Mallette rushed forward with the promise of blood so near she could taste it. The damp swell of night stretched across the shallow pools and marshlands of her home like a thick cloak, muting her sense of things near and far, yet Mallette had no trouble finding her way. Her slender wings slid through vines that tickled and scraped. Frightful creatures lurked by the riverbank, their eyes sliding back and forth with the surface of the water, but there was nothing more terrible than her tonight; no one else who dared hasten towards the echoes of agony that shook the forest.

The cries brought her to where the twisted limbs of the Mother Tree curled along the forest floor stretching nearly a hundred feet. Her bark was as velvety as the philodendron that peeks out from beneath the bush to catch the sun, with a canopy so wide it might one day shelter all the earth, given the chance. If Mallette had her way, the Mother Tree would live to see the next millennia and the one after that.

She slowed her pace and approached with reverence.

The hunter who was now her prey waited at the base of the tree, cursing and wailing in pain. Fear cut through his cries like a blunt ax as she drew near. His eyes squinted and bulged, desperate to make sense of the approaching bluish orb against the dark of the forest. Because he could not stand, Mallette kept herself low to the ground as she flitted about –- searching his face.
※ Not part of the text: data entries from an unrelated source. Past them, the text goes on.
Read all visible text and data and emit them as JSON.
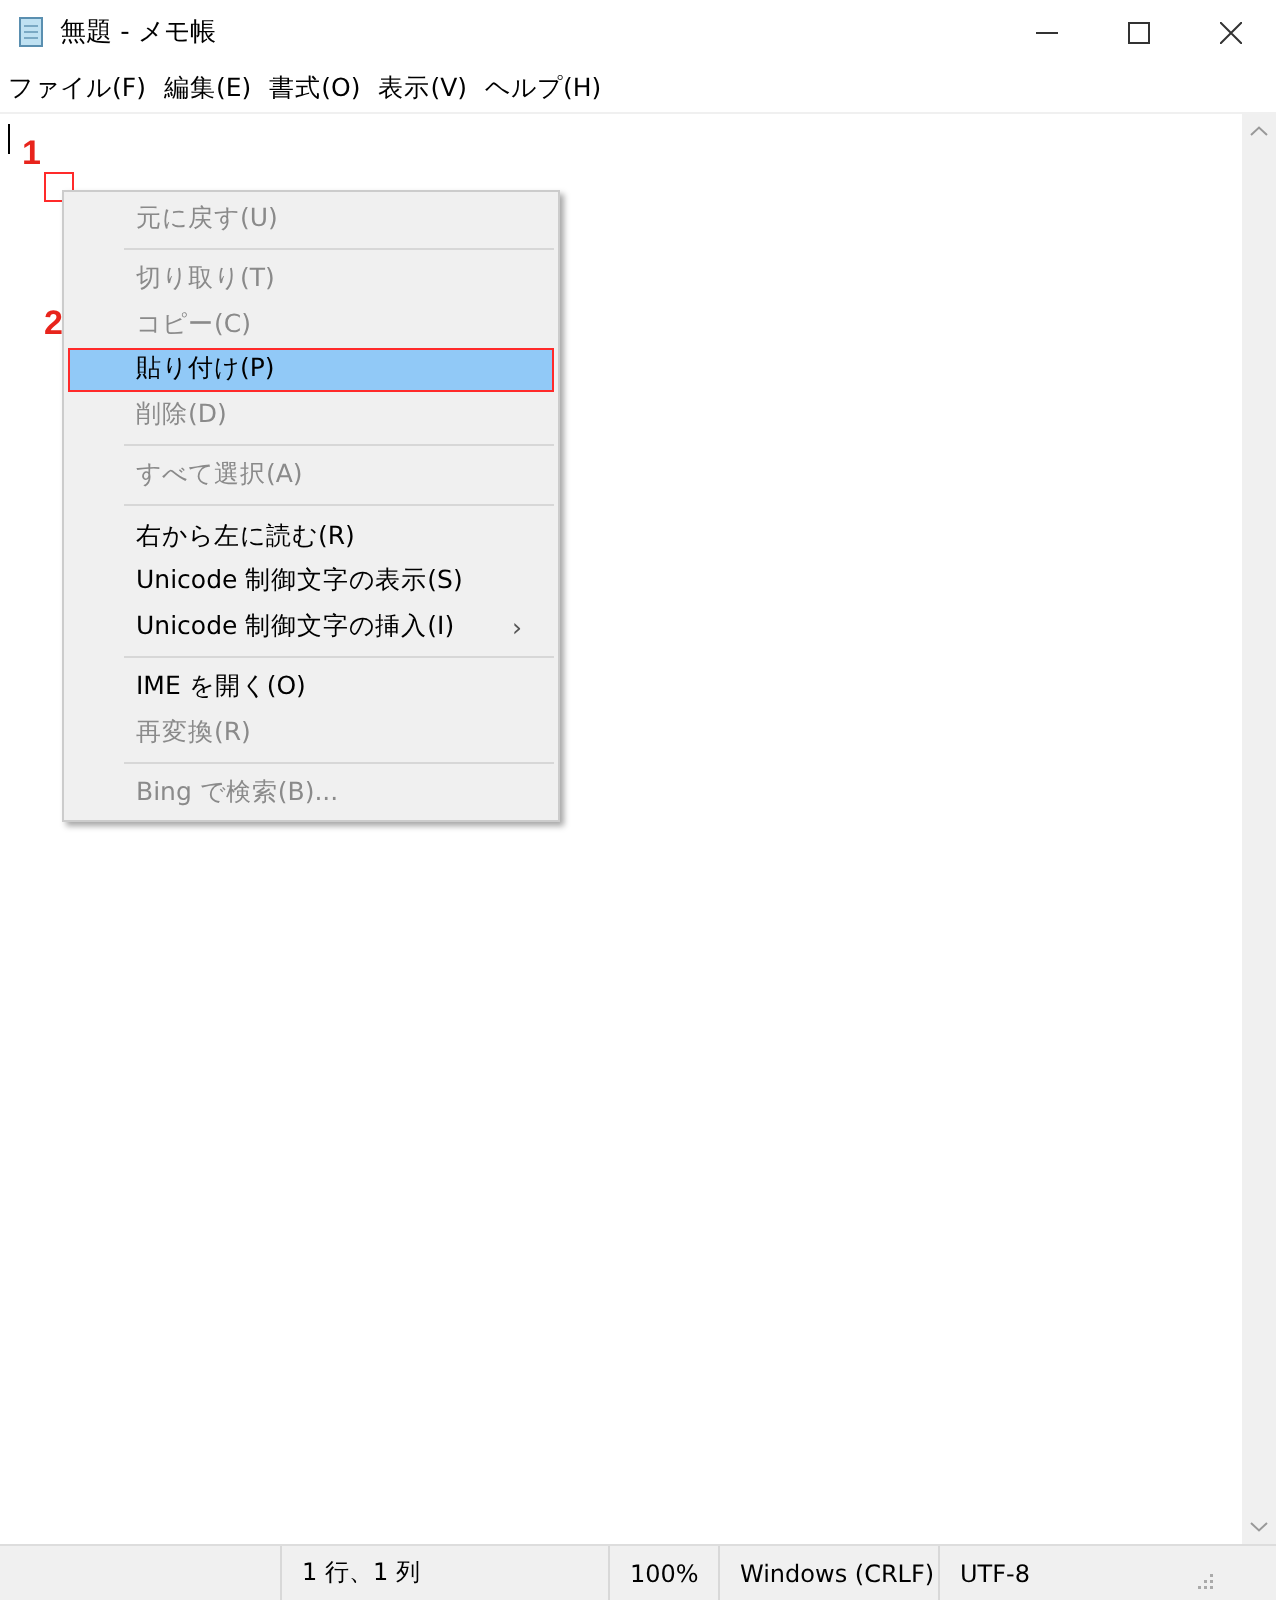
{
  "window": {
    "title": "無題 - メモ帳",
    "controls": [
      {
        "kind": "minimize"
      },
      {
        "kind": "maximize"
      },
      {
        "kind": "close"
      }
    ]
  },
  "menu_bar": [
    "ファイル(F)",
    "編集(E)",
    "書式(O)",
    "表示(V)",
    "ヘルプ(H)"
  ],
  "context_menu": [
    {
      "kind": "item",
      "label": "元に戻す(U)",
      "disabled": true,
      "selected": false
    },
    {
      "kind": "separator"
    },
    {
      "kind": "item",
      "label": "切り取り(T)",
      "disabled": true,
      "selected": false
    },
    {
      "kind": "item",
      "label": "コピー(C)",
      "disabled": true,
      "selected": false
    },
    {
      "kind": "item",
      "label": "貼り付け(P)",
      "disabled": false,
      "selected": true
    },
    {
      "kind": "item",
      "label": "削除(D)",
      "disabled": true,
      "selected": false
    },
    {
      "kind": "separator"
    },
    {
      "kind": "item",
      "label": "すべて選択(A)",
      "disabled": true,
      "selected": false
    },
    {
      "kind": "separator"
    },
    {
      "kind": "item",
      "label": "右から左に読む(R)",
      "disabled": false,
      "selected": false
    },
    {
      "kind": "item",
      "label": "Unicode 制御文字の表示(S)",
      "disabled": false,
      "selected": false
    },
    {
      "kind": "item",
      "label": "Unicode 制御文字の挿入(I)",
      "disabled": false,
      "selected": false,
      "submenu": "›"
    },
    {
      "kind": "separator"
    },
    {
      "kind": "item",
      "label": "IME を開く(O)",
      "disabled": false,
      "selected": false
    },
    {
      "kind": "item",
      "label": "再変換(R)",
      "disabled": true,
      "selected": false
    },
    {
      "kind": "separator"
    },
    {
      "kind": "item",
      "label": "Bing で検索(B)...",
      "disabled": true,
      "selected": false
    }
  ],
  "annotations": [
    {
      "label": "1",
      "kind": "click-point"
    },
    {
      "label": "2",
      "kind": "menu-item"
    }
  ],
  "status_bar": [
    "1 行、1 列",
    "100%",
    "Windows (CRLF)",
    "UTF-8"
  ]
}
His smell was familiar. She thought she knew him, yet with his features so contorted Mallette could not be sure.

His eyes crossed themselves as he struggled to track her movements. Beyond the terror and pain, she saw wonder. He had no idea who or what she was, and Mallette felt no compulsion to soothe his curiosity.
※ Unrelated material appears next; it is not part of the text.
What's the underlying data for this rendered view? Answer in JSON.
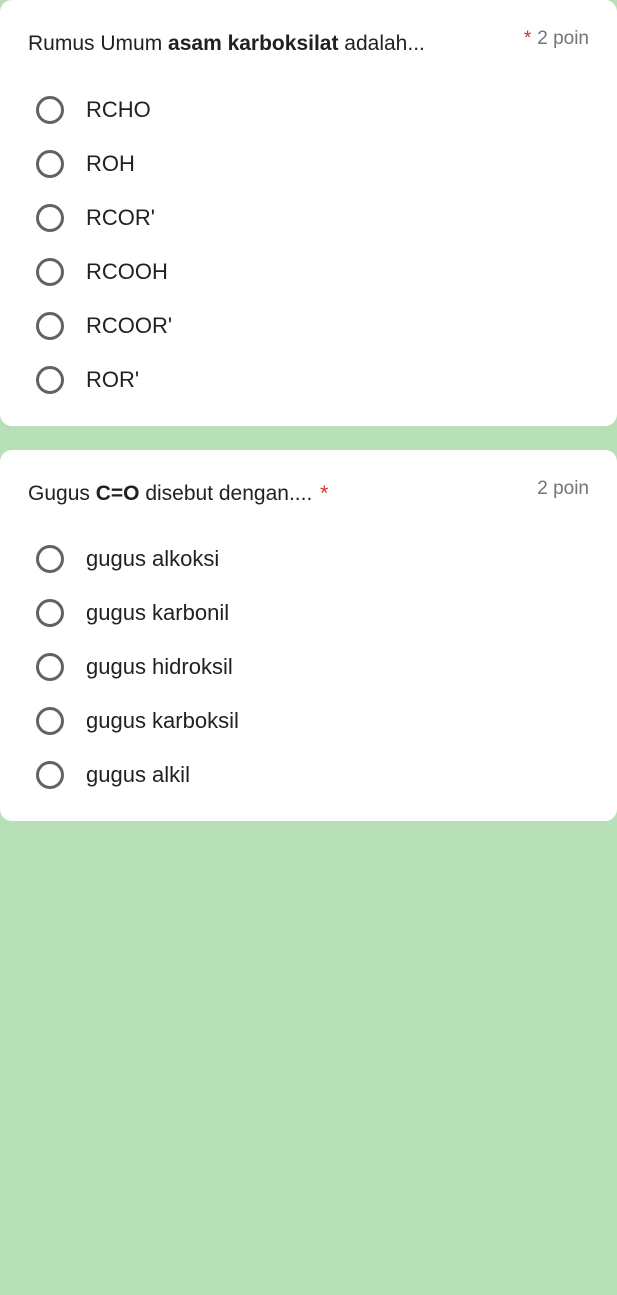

Instead, she darted away, past the open lacings of his trousers and the fresh smell of urine, to inspect the swollen flesh that bulged between the roots of the tree, where his foot lay twisted and crushed.

"Thank you, Mother!" she whispered. "Thank you for delivering our enemy to me."

The permission to do this, to reveal herself fully and set this plan in motion, had taken years to bring to fruition. In that time, many of her kindred had died eating the sorrow this hunter and those like him had wrought. After tonight, Mallette promised herself that—at least in her forest—there would be no more.